A Kentucky trailer park dad who “hammered” room-temperature Busch beer, devoured fried food and considered himself a lady’s man was remembered in a hilarious obituary that’s gone viral this month.
James Loveless, who died earlier this month at the age of 60, has received a whole lot of love thanks to an unfiltered remembrance penned by one of his sons.
The obit of the Kentucky grandfather and “proud owner of a few lots in the trailer park” has been viewed more than 700,000 times since it was posted after he “had had enough and up and died on us on June 14th.”
“We’ve never had an obituary like this,” one of the Pulaski Funeral Home directors, Michelle Godbey, told The Post Wednesday. She noted most obits get only on average 1,500 views.
The nearly-400 word piece written by son Rocky details Loveless’ choice of diet, quirky sayings and the physical feature that made his long list of lovers swoon.
Rocky told The Post Wednesday he penned the obituary so family and friends could have a laugh during a difficult time.
“And kind of bring him back to life just for a few minutes,” he said, adding he never thought it would be seen by people across the country.
“Jamie loved his family more than anything else in the world…except ice-cold Busch, room-temperature Busch, T-bones, New York strip, prime rib, shrimp, swimming, poker, hatch-back Mustang GTs, tank-tops, Kentucky Men’s basketball, and his personal copy of Eddie Murphy’s Raw,” part of the obit states.
The obit listed the names of numerous women that were smitten with Loveless – and the suspected reason behind the attraction.
“‘It’s the bones,’ he told us as proudly pointed his skinny, pasty-white legs,” the obit claimed. “‘Women love a good shin.’ We think he might even have some females waiting for him on the other side.
Throughout his life, Loveless was spotted hanging in his backyard at the trailer park, “hammering beers, standing over country-style ribs, and yelling, “It’s got a head like a cat on it!”, while nearby neighbors would peek out their windows bearing looks of disgust and amazement, as his party guests were slurring remarks about needing to speed up his cooking style,” according to the obituary.
He was such a “gluttonous eater of fried foods and snack cakes, as well as the occasional chili cheese dog,” that he suffered a stroke in 2015. When he was heard in the emergency room saying “Let’s make a break for it!” hospital staff forced him to go through with the procedure.

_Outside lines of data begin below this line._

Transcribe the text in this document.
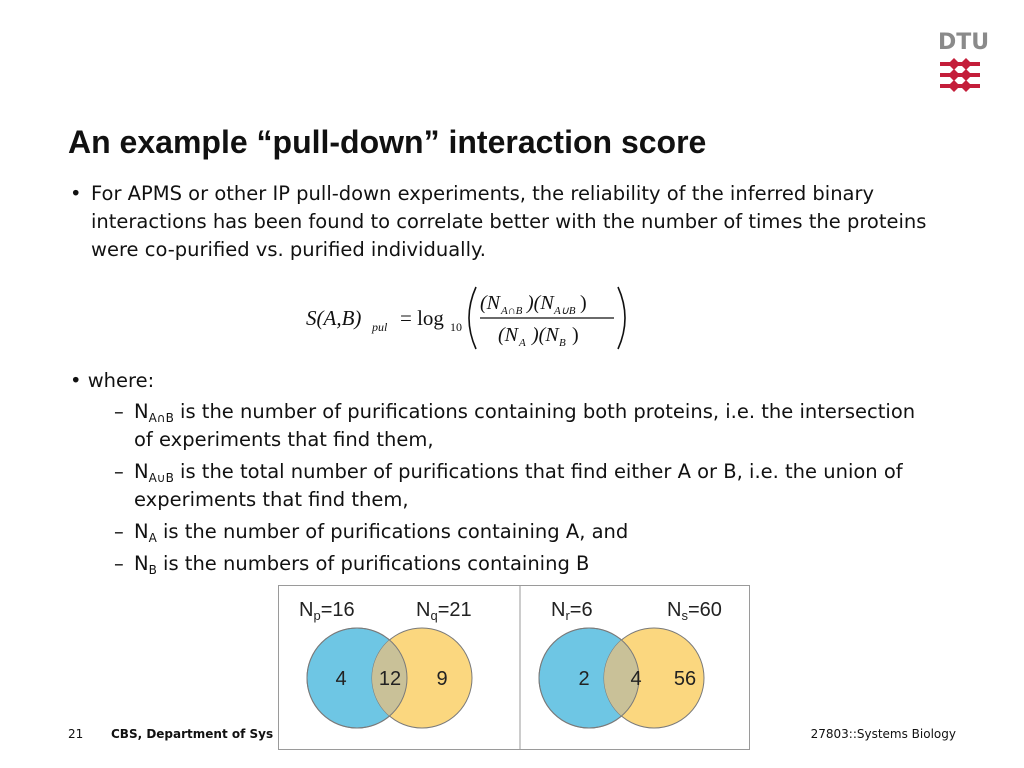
DTU
An example “pull-down” interaction score
• For APMS or other IP pull-down experiments, the reliability of the inferred binary interactions has been found to correlate better with the number of times the proteins were co-purified vs. purified individually.
S(A,B) pul = log 10
(N A∩B )(N A∪B )
(N A )(N B )
• where:
– $N_{A\cap B}$ is the number of purifications containing both proteins, i.e. the intersection of experiments that find them,
– $N_{A\cup B}$ is the total number of purifications that find either A or B, i.e. the union of experiments that find them,
– $N_A$ is the number of purifications containing A, and
– $N_B$ is the numbers of purifications containing B
21 CBS, Department of Sys	27803::Systems Biology
$N_p=16$	$N_q=21$
4 12 9
$N_r=6$	$N_s=60$
2 4 56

“He wasn’t too excited about the prospect, but went anyway,”
He leaves behind his two sons, Rocky and Rodney, a younger brother, an “unofficial daughter” and a pair of old boxers which have ‘Buttweiser the King of Rears’ printed on the design,” according to the obit.
“He will be moderately missed,” the obit concludes, though Rocky said Wednesday he actually misses his father “more than I can explain.”
“You know that he’s going to be more than moderately missed,” Godbey, the funeral director, added. “Because to be able to write that Rocky really had to know his father and to know somebody like that you have to love them.”
“In the end you could tell that this man was really loved.”